When COVID-19 patients arrive in the ICU, they’re already heavily sedated and on ventilators. If ECMO is successful, the patients are still sedated when they leave.
That means Creran and her coworkers never see their COVID-19 patients when they’re conscious. What they know about them comes only from medical charts and what visiting family members tell them.
Creran works three 12-hour shifts a week, often caring for the same patient each time. She monitors her patient and the ECMO machine almost constantly; makes sure that food and liquids are going in and urine and feces are coming out, all through tubes; moves the patient every two hours to prevent skin damage; and gives them a sponge bath once a day.
On Thursday morning, Raff, Creran and a half dozen others involved with her patient huddled outside his room to go over his progress and update their strategy.

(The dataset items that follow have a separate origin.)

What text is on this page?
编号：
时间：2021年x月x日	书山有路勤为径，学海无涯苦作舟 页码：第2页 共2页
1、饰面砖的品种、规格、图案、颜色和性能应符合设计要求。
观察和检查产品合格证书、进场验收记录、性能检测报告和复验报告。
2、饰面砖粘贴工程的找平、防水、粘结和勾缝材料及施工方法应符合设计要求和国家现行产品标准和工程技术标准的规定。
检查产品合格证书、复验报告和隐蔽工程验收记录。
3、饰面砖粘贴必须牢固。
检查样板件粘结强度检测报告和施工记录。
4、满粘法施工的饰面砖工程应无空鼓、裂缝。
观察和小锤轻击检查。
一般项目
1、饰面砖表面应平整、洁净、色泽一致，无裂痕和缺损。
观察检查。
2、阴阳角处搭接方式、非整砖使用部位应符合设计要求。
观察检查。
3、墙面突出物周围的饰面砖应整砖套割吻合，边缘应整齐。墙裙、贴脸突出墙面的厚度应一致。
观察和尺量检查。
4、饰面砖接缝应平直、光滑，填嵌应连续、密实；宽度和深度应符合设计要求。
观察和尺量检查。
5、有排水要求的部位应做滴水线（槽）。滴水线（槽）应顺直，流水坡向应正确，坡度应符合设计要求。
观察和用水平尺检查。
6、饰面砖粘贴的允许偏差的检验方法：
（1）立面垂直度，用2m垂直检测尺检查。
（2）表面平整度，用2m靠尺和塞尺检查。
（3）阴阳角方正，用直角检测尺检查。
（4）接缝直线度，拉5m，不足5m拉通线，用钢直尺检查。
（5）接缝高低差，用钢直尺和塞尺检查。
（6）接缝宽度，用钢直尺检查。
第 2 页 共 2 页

Raff suggested they adjust his sedation and consider another “trial,” where the amount of blood flowing through the ECMO machine is scaled back to see if he’s able to get enough oxygen from the ventilator alone.
A previous trial two days earlier showed that he wasn’t ready.
Ongoing coronavirus fight is ‘frustrating’
Like many health care workers who treat COVID-19 patients, Creran and Raff are disheartened that so many people distrust the science behind the vaccines and refuse to get vaccinated.
“It’s frustrating to walk around in the world and be on social media and see that people are not believing in it or are still hesitant,” Creran said.
Raff said not knowing when the pandemic will end has worn on doctors, nurses and other health care providers. It has to end sometime, she said.
“We hope it’s over soon,” she said. “We’ll obviously keep going if it’s not.”